Гусь помрачнел, насупился и, пересиливая себя, мысленно прощаясь с Танькой, не на день и не на два, быть
может, недолго, сказал:
— А чего меня уговаривать? Поеду.
В четвертой бригаде Прокатов предложил новый режим работы.
— Время не бежит — летит! И чесаться некогда, — сказал он. — Начинаем работу вместе, по росе — зерно
пересохшее, не страшное, а потом по очереди отдыхать будем. И обедать тоже поодиночке, чтобы комбайн не
останавливать. Усвоил?
— А если я комбайн запорю? — спросил Гусь, в душе и желая, и страшась поработать самостоятельно.
— Запорешь — тебя выпорю! — отшутился Прокатов и серьезно добавил: — Ты уж поаккуратнее, не спеши.
Чтобы солому скинуть — останавливайся.
Первый день работы по-новому прошел благополучно.

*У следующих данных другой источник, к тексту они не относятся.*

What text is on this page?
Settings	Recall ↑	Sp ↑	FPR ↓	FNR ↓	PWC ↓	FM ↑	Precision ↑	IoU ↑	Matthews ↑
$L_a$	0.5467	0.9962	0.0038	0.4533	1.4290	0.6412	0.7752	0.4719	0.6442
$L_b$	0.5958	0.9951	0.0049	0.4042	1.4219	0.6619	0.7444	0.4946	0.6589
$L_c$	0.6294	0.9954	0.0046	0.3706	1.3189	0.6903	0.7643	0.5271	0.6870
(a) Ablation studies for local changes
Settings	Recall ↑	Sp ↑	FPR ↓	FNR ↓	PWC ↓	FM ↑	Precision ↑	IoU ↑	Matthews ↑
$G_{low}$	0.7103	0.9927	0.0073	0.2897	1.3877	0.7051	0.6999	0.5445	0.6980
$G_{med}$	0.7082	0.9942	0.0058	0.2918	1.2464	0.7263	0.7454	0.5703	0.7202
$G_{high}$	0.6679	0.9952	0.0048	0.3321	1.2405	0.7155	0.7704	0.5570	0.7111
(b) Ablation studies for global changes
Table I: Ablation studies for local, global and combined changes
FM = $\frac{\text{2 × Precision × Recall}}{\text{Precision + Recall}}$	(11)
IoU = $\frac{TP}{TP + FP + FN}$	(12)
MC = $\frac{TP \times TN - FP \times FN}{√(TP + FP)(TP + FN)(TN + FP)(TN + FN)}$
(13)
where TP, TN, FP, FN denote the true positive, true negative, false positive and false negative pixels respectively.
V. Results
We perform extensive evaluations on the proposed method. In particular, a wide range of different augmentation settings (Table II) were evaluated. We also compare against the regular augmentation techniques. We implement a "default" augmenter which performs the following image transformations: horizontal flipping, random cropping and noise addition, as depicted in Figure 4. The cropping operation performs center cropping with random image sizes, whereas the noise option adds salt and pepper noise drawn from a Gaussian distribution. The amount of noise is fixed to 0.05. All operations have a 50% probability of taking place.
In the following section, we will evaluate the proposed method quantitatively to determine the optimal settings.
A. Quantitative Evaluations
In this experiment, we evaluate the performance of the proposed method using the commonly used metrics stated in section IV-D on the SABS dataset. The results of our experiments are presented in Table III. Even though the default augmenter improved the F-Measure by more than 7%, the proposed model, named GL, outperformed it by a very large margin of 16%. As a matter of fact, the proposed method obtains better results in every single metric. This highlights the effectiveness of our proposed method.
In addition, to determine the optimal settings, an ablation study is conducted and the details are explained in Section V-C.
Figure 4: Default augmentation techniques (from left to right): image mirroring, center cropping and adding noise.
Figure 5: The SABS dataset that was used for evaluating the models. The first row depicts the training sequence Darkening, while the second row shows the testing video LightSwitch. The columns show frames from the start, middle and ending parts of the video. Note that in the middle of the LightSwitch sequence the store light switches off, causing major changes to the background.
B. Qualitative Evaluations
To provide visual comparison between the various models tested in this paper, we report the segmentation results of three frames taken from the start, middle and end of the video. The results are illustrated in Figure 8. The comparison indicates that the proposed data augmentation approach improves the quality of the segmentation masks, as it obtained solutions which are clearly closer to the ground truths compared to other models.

Начали жать на полтора часа раньше, кончили на три
часа позднее обычного. Результат — две с половиной нормы. Прокатов был в отличном настроении, хотя устал так,
что еле стоял на ногах.
— Видишь, как здорово получилось! — говорил он, когда они возвращались с поля. — А ты хотел из-за
девки работу бросить. В таком деле, парень, обуздывать себя надо. Ты еще только жить начинаешь...
Гусь засопел: неужели он знает про Таньку? И огрызнулся:
— При чем тут девка?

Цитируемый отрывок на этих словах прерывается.